Folate deficiency can be associated with megaloblastic anemia, neurological and mental disorders, cardiovascular disease, embryonic defects, in particular neural tube defects, and, possibly, malignancies. The importance of an intact intracellular folate metabolite cycle is illustrated by the severity of symptoms in rare inborn disorders of folate metabolism.
Dihydrofolate reductase (DHFR) catalyzes the reduction of dihydrofolate (DHF) to tetrahydrofolate (THF) and at a lower rate of folic acid (FA) to DHF. DHFR plays a key role in maintaining intracellular folate homeostasis. A distinct genetic defect associated with DHFR deficiency has not been described.
We examined three children of healthy distantly related parents presenting with megaloblastic anemia and neurological symptoms of varying severity. Total serum folate and cobalamin, homocysteine, urinary excretion of methylmalonic acid, orotic acid, formiminoglutamic acid, and cobalamin binding capacity were normal. Red blood cell (RBC) folate was below the normal range in all patients. Cerebrospinal fluid (CSF) analysis revealed very low 5-methyl-tetrahydrofolate (5MTHF) in one and the absence of detectable CSF 5MTHF in two siblings. Treatment with folinic acid (5-formyl-tetrahydrofolate; 5FTHF) increased RBC folate in all patients associated with a normalization of RBC indices and bone marrow morphology and led to CSF 5MTHF normalization.
According to a recessive inheritance model, we conducted a screen for homozygous chromosomal regions using genome-wide analysis of single nucleotide polymorphisms. This analysis revealed a short overlap on the long arm of chromosome 2 and a second common region on the long arm of chromosome 5. This region included the DHFR gene locus. Genomic sequence analysis of DHFR exons and neighboring nucleotides revealed a homozygous mutation DHFR c.458A>T in exon 5 (RefSeq NM_000791) leading to the amino acid change DHFR p.Asp153Val (p.D153V) in all siblings.

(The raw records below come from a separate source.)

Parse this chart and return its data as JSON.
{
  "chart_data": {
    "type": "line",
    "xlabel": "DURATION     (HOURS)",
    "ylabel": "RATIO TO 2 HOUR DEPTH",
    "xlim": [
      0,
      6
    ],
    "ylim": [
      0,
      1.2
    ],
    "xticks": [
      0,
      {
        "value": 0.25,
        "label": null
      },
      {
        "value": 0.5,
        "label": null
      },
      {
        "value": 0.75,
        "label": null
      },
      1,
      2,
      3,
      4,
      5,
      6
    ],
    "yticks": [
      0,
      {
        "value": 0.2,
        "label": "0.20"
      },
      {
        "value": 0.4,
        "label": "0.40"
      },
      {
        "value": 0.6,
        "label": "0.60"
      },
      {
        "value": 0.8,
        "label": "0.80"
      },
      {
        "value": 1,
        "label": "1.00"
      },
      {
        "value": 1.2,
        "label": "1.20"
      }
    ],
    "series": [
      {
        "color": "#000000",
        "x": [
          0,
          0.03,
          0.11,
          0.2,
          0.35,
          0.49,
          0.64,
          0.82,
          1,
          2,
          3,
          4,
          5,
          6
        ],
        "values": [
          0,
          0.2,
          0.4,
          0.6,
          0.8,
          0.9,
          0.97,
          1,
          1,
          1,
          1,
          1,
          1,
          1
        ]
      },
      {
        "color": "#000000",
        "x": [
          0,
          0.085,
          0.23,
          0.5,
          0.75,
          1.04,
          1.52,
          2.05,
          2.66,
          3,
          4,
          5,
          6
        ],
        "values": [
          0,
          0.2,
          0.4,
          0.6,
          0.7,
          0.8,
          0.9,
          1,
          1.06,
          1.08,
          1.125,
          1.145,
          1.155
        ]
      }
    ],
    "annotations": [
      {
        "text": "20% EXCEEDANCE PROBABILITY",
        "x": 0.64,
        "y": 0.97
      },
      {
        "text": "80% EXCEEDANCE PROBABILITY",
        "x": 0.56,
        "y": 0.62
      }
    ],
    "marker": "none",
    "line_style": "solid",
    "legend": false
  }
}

Assuming DHFR deficiency we analyzed folate metabolites in RBCs and plasma by liquid chromatography tandem mass spectrometry (LC-MS/MS). The folate profile in RBCs and plasma was compatible with DHFR deficiency. To examine DHFR function we studied the formation of THF out of DHF in EBV-immortalized lymphoblastoid cells from patients, their heterozygous mother and healthy control individuals. DHFR activity was severely reduced in all patient cells (12, 88, 51 pmol THF per hour and mg protein, respectively) as compared to controls (median 3741, range 1441–6828 pmol/h*mg) whereas cells of the heterozygous mother exhibited DHFR activity close to the lower limit of the control range (1156 pmol/h*mg). A fluorescent Methotrexate (MTX) binding assay showed a markedly reduced MTX binding capacity in EBV-immortalized lymphoblastoid cells of all three patients. Cells of the heterozygous mother presented an intermediate binding capacity. To assess whether the reduced DHFR activity was caused by an altered mRNA and protein expression due to the DHFR p.Asp153Val mutation we performed RT-PCR and western blot analyses. RT-PCR revealed a single ∼450bp cDNA fragment without significant quantitative differences between DHFR wildtype, DHFR p.Asp153Val heterozygous, or homozygous cells. In contrast, DHFR protein expression was reduced in EBV-immortalized lymphoblastoid cells carrying the DHFR mutation as compared to wildtype cells. Semiquantitative assessment revealed a reduction of the amount of intact DHFR protein in heterozygous lymphoblastoid cells to about 70 percent, in homozygous cells from one patient to 50 percent and from the other patients to 20–30 percent as compared to wildtype cells.
In conclusion, the homozygous mutation DHFR p.Asp153Val causes DHFR deficiency and leads to a complex hematological and neurological disease which can successfully be treated with 5FTHF.
No relevant conflicts of interest to declare.